Cyclone Vayu will be less intense than Fani was
Strong southwesterly winds are now in motion as monsoon has begun, also increasing the "shearing winds" in the atmosphere. While wind shear in the atmospheric winds can add a lot of intensity to cyclones during their early stages of formation. Another critical requirement for a low-pressure area to grow into a cyclone is "vertical shear".
This is the change in wind intensity at much greater heights in the atmosphere. These forces can either make or break cyclones depending on how strong they are. Vertical shear needs to be very weak, like it was in the case of Cyclone Fani, for storms to pick up in intensity. When these forces are stronger, vertical shear can chop the head off a cyclone and decimate it.
Cyclone Vayu will not get strong as Fani did. Since it is much closer to the Indian coast than the African/Arabian coast, it is going to drift northward because of steering winds.
Now, preparedness will count for more than predications
Forecasting of cyclones including their strength and tracks are now remarkably good especially for a day or two ahead. As Vayu forms in the next two days and heads to the Gujarat coast, it will likely achieve wind speeds of 110 kmph as predicted by the Indian Meteorological Department. The damages are also expected to be minimal considering the generally lower population densities at the target region.

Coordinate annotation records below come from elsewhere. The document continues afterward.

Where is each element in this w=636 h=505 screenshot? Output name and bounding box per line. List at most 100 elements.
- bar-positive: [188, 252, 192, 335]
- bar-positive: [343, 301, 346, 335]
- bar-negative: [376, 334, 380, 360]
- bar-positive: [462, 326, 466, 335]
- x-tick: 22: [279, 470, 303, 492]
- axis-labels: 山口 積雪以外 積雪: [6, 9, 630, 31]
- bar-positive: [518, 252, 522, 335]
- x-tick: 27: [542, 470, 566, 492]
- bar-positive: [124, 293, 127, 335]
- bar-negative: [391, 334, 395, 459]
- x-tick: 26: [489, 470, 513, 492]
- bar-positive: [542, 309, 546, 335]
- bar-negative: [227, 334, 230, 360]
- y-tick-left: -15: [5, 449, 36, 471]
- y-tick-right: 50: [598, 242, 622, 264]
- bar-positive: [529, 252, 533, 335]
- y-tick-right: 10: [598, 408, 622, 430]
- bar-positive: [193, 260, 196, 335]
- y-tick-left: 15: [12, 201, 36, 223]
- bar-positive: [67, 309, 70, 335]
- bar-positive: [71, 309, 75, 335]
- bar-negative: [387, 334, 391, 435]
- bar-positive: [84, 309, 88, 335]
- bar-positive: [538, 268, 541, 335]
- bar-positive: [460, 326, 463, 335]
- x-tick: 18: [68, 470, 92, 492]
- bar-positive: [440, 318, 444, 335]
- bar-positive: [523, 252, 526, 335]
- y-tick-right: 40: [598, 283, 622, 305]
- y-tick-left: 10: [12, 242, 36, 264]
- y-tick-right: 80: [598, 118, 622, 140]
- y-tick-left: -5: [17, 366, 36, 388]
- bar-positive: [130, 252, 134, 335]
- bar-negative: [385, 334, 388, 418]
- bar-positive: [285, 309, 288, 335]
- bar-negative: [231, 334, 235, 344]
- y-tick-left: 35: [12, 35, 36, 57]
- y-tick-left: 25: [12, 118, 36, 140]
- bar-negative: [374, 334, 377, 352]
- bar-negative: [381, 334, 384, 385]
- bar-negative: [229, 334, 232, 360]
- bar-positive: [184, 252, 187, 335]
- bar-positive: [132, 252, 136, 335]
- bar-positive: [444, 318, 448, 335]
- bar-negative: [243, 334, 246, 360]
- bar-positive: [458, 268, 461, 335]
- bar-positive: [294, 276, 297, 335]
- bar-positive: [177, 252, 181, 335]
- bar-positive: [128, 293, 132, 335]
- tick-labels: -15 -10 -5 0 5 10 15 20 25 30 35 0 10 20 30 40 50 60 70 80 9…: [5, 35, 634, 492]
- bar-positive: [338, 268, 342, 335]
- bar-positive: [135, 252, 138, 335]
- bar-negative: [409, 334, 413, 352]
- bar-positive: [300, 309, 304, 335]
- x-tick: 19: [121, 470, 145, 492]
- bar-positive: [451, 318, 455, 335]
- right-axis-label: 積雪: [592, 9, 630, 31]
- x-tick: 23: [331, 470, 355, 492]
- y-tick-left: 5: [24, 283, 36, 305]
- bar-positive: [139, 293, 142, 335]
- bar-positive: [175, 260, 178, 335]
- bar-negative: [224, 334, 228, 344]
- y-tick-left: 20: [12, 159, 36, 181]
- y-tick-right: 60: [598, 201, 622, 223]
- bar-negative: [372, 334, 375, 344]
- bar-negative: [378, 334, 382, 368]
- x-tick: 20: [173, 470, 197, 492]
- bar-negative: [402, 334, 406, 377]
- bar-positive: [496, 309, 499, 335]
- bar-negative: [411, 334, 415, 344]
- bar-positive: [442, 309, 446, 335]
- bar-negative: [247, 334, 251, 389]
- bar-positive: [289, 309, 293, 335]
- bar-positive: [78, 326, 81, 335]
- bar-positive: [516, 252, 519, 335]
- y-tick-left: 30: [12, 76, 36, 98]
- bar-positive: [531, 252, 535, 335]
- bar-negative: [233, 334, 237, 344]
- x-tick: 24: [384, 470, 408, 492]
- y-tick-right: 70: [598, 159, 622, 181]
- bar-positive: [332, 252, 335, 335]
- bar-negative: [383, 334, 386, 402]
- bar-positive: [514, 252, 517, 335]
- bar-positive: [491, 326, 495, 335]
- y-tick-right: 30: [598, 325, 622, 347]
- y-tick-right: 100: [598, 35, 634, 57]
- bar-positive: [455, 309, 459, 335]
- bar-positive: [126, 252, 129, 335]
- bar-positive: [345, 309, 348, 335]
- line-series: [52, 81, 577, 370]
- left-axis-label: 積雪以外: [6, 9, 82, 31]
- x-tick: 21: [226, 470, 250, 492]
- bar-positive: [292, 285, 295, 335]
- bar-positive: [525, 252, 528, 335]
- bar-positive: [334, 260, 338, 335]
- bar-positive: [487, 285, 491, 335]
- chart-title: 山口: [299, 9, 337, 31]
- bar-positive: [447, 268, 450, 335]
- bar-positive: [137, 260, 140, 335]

But that is hardly a consolation or a reason for complacency. Preparations for Vayu are important. But it is also important to keep an eye on how the Arabian Sea cyclones are changing with the warming of the land, atmosphere, and ocean around India.
It is already well established that the warmer Arabian Sea and the much warmer land in the northwest of India including Pakistan are enabling the humongous moisture supply for driving a threefold increase in widespread floods over India.
In other words, even if we tide through Vayu just fine, this monsoon season could bring widespread floods and the future, more such cyclones. One piece of good news, if any, is that this cyclone is far enough north and weak enough that it should not affect the monsoons and could even advance it northward a bit faster than normal.